By Philip J Cunningham
WeChat is a ‘killer app.’ It does many things and it does them well. It’s popular, intuitive and easy to use and has been successfully monetized. It does what some American-produced apps do, but does them better and in a more integrated way. The US is not always number one.
Maybe that’s why the US government, which has long nurtured Silicon Valley as the tech arm of the industrial-military establishment, and feigned to look the other way as American-born Frankensteins like Facebook and Google were unleashed on an unsuspecting world, has ordered a hit on WeChat.
WeChat’s parent company TenCent has created a winner. The threat to ban WeChat from the US, where it is especially popular among people with links to China, is an attack on the free speech of millions. To ban a popular platform of expression is an abrupt authoritarian turn that even staunch US critics could hardly have predicted a few years ago. The shocking shift in US policy reflects Trump’s defining values: he is mean, he is a bully, he is unpredictable, and, perhaps of greatest concern during this fraught election cycle, he is a sore-loser.
Silicon Valley is still a force of nature, so why is the US acting like a loser instead of a winner? Why the sudden smacking down of competitors?

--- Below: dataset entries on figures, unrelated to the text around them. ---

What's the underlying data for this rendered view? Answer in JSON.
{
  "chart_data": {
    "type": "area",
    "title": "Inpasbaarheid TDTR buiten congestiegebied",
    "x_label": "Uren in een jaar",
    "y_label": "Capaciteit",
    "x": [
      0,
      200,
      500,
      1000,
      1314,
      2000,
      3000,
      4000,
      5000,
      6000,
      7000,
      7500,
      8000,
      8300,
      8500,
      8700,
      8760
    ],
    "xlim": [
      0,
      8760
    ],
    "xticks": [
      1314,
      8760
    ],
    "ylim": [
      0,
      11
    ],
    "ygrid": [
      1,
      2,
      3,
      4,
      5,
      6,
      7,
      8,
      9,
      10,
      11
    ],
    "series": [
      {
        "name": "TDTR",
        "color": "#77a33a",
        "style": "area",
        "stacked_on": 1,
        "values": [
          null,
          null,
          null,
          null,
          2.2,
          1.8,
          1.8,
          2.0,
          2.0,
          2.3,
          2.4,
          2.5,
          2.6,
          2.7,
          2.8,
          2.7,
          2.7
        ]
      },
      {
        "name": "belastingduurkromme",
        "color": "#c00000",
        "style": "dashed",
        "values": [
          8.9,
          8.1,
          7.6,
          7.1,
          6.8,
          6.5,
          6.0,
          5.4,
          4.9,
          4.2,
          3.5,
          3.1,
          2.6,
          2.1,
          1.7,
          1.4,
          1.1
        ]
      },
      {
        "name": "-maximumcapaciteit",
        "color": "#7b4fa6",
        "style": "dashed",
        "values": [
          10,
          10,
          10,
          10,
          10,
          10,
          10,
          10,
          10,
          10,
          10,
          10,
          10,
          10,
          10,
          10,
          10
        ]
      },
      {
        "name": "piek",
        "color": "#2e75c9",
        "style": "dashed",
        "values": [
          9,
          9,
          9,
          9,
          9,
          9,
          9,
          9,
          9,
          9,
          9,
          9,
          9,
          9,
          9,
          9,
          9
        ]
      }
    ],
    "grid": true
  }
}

Once the undisputed leader in computer hardware, app development, tech innovation and all things software, the US, under Trump’s insecure and petulant leadership, has taken to bullying and banning vital competitors.
Trump’s limited intellect, short attention span, tax tomfoolery and tattered business record all point to a “let’s make a deal” mentality. As a result, he has bullied and berated innovative companies such as Huawei, which makes excellent phones, and Tencent, which created WeChat among many other things, and ByteDance, the creator of Toutiao and the insanely popular video app, TikTok.
The US president may have mastered Twitter, but he doesn’t understand the complex, inter-connected tech ecosystem and his mistakes are coming back to bite. He has surrounded himself with nay-saying China Hawks such as Peter Navarro, Mike Pompeo and Michael Pillsbury who seek to level the playing field with China by beating a retreat from the field and then zapping it.
The preening desire to be number one at any cost and by any means on the part of the numbskull narcissist in the White House is causing the US to lose friends and lose influence at a precipitous rate.
There was a time where US business confidence was sufficiently buoyant to live and let live, to share its technology with the world, knowing it had new, superior products coming down the pipe. A time when tech artists and creators, such as Steve Jobs, and not money-grubbing parasites like Mark Zuckerberg ruled Silicon Valley.
Those days are over, if not objectively, then at least subjectively, in keeping with the doom and gloom headlines and the increasingly divisive and dour national mood.
When unbridled greed becomes the national ethos, it’s a race to the bottom.
Leaving some major foreign policy debacles aside, the US in the early post-war period exuded confidence and projected a naïve but not entirely insincere aura of global goodwill. The complex, charismatic and tragic John F. Kennedy embodied that reach-for-the-sky, future-embracing ethos.
Even though the US limped out of Vietnam in 1975 with diminished prestige, and culture wars replaced the space race as a focus of national yearning, the country retained an internationalist perspective that led to a boom in US-China trade, tertiary education and cultural exchange.
The “good times” lasted through the Obama administration.
It’s gone now. Kaput. Gone, too, are the days of decency and graciousness. Michelle Obama famously summed up the winning attitude that helped her and fellow African Americans achieve much in the face of unfair obstacles and constant ridicule.
“When they go low, we go high.”
With Trump, all that’s changed. His method of operation and aspirational motto might as well be: “When they go low, we go even lower.”
It’s no coincidence he was groomed in the negative art of the deal by Roy Cohn, consigliere to criminals and Cold War McCarthyites.
Trump, showing signs of an undiagnosed obsession, has tried to dust off everything his predecessor touched and undo everything his predecessor did. The gilded redecoration of the White House is part of that obsession, if he had his way it would soon look like a chintzy branch of Trump Tower and a Trump golf course. That’s why First Lady Melania Trump was late in moving in, that’s why Jackie Kennedy’s much-beloved Rose Garden had to go.
What’s all that got to do with WeChat? Every time Trump touches something, he makes it worse. America’s rose garden has been vandalized from within, it’s cracked and broken, its beauty withered on the vine.
Trump allowed the excoriation of Huawei to continue apace, while sleazily hinting that a “deal” was possible. He naively thought he could make some serious cash by banning TikTok and then unbanning it under new ownership, and only made a mess of things.
Ditto for WeChat.
What Trump cannot take a piece of, he will attempt to destroy. It’s the way he is. It is what it is.